Down through almost two thousand years of human experience a marvel of a prayer has come—a prayer uttered by a then little known young man of Judea to whom a small group of followers had said, "Teach us to pray." This, the Lord's Prayer, on the lips and in the hearts of Christians since that time, has been a staff and a stay, held in reverence and affection by all Christians. Whatever differences of belief and creed Christian religionists may have known, they have found a common life and love in this one prayer. Psalms, prophecies, exhortations, letters, the immaculate teaching of Christ Jesus, are all an illumined legacy for reverent thought, but in no one thing have Christians been more bound together than in the Lord's Prayer.

This spiritual inheritance is pure and true beyond measuring—a prayer including petition, declaration, and the assurance of God's help to men, full, complete, satisfying. It has been a pathfinder for the Christian; it has held the generations in one sacred chain of heaven-seeking endeavor. Possibly its enduring vitality lies largely in the fact that it makes no single claim for self. Even the petition which concerns the daily bread does not find the petitioner asking for his own bread only, but praying for "our" bread. This prayer survives because it is in its nature, as Mrs. Eddy defines divine Love to be, "impartial and universal" (Science and Health with Key to the Scriptures, p. 13). It is for all mankind, belongs to the whole world, and lifts and blesses without discrimination and without condemnation all who use it.

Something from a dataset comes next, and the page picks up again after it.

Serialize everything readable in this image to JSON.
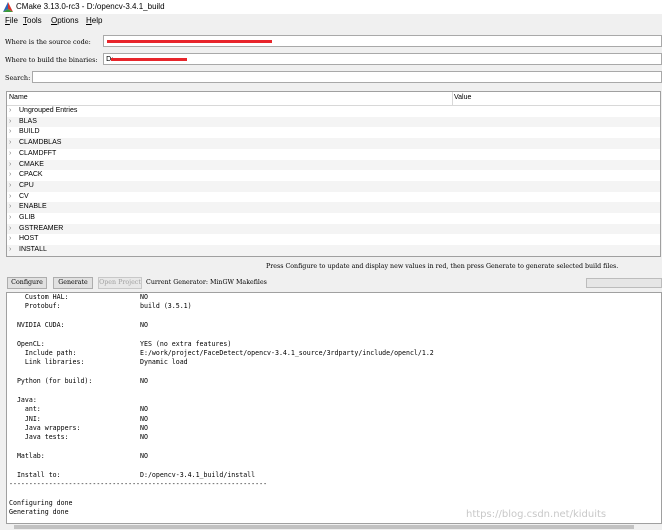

The Lord's Prayer acknowledges God as supreme, the Father of every living creature, our Father and their Father, caring for all. It hallows God's name; exalts Him over all. It declares: "Thy kingdom come. Thy will be done in earth, as it is in heaven;" so it acknowledges good here, now, for everyone, without limit, everywhere. The petition, "Give us this day our daily bread," acknowledges the full giving and receiving of the sum of grace and goodness and joy—all needed supply. "Forgive us our debts, as we forgive our debtors," superbly interpreted in the Christian Science textbook (p. 17) as "Love is reflected in love," lifts the curtain upon divine Love controlling all human action, bringing it to express brotherhood, the consideration of men to men and of men to every creature, in saving, protecting, comforting, healing, all-satisfying, selfless service.